Perhaps many would describe this as a win-win situation, where Saudi Arabia’s influence grows in tandem with that of the US. However, the increasing emergence of resistance movements has led Riyadh to reconsider its position, where Saudi Arabia’s reliance on US security assistance transforms from an asset to a liability.

The primary objective of the Israeli-Saudi agreement is for Riyadh to acquire a civilian nuclear program, accompanied by security guarantees and potentially undisclosed provisions. While Saudi Arabia could have pursued this technology from China or Russia, its preference for the US underscores its vulnerability to potential sanctions, indicating the difficulty of breaking free from this dependency. As previously established, US imperialism historically extends its global influence through wars of encroachment, militarism, and by fostering divisions among the masses. For years, it has exploited sectarianism to stoke regional conflicts funded by Wahhabism. With unparalleled military supremacy, the US could feasibly wipe out the entire monarchy if it so desired—simply because it possesses the unrivaled capability to do so.
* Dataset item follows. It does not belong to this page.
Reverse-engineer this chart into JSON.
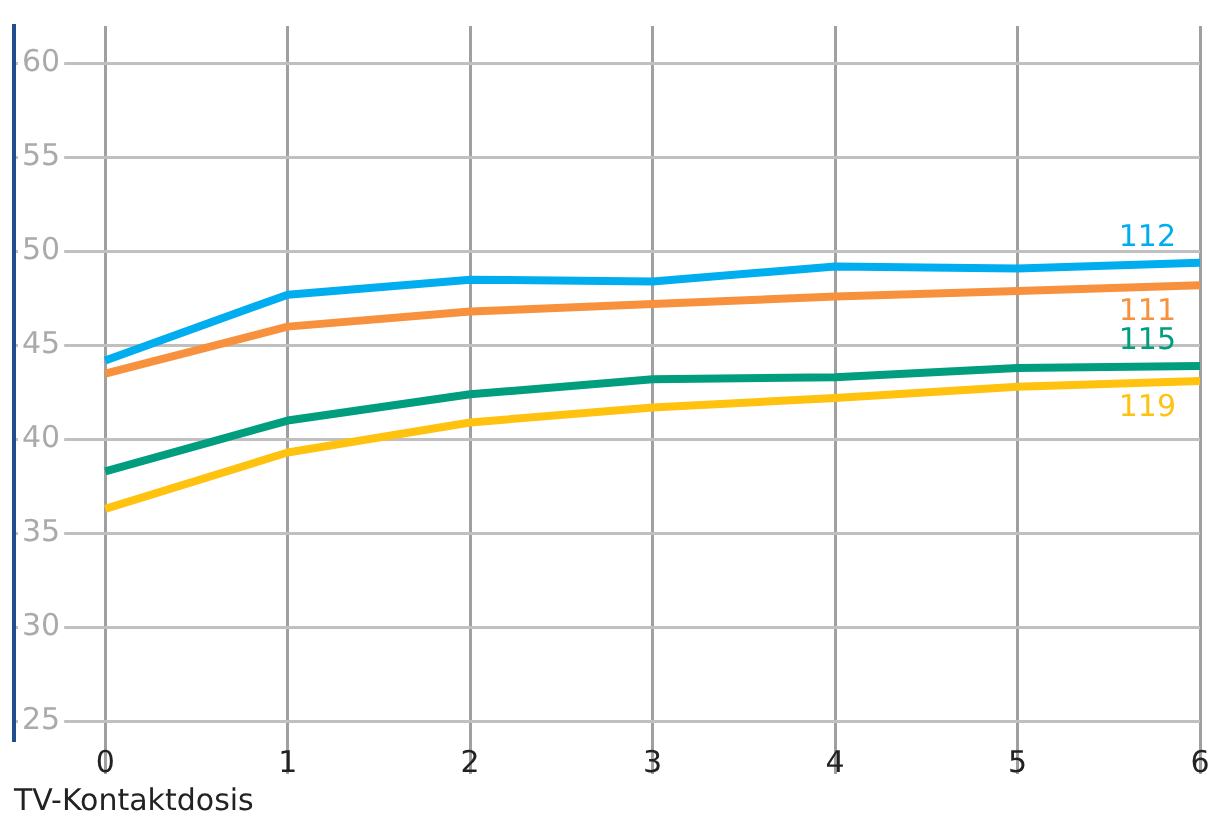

Hence, as paradoxical as it may sound, security for Saudi Arabia unavoidably entails the hefty price of regional instability, a situation likely to persist as long as it maintains its current trajectory. This challenge is further exacerbated by rising nuclear tensions, illustrated not only by intensified threats against Iran but also by significant deployments of forces and nuclear arsenals across Europe. While the pursuit and possession of nuclear weapons are often accompanied by the assertion that their use is never intended, primarily due to the catastrophic potential for human existence to cease, it indisputably bolsters a country’s strategic leverage.

On a final yet crucial note, recent developments in relations between Saudi Arabia and Russia carry significant weight for global oil markets. Their decision to uphold oil production cuts not only exerts considerable pressure on commodity prices worldwide but also poses a threat to the US’s grip on Saudi assets. Furthermore, the recent announcement of Saudi Arabia and the UAE’s accession to the BRICS organization adds momentum to global de-dollarization efforts. It is plausible that nations may outwardly maintain positive relations with the US while covertly pursuing de-dollarization objectives. However, amidst these geopolitical shifts, the grim reality persists: the human cost endured by Gazans, with devastating consequences for civilian infrastructure, essential services, and loss of human lives, continues to mount unabated.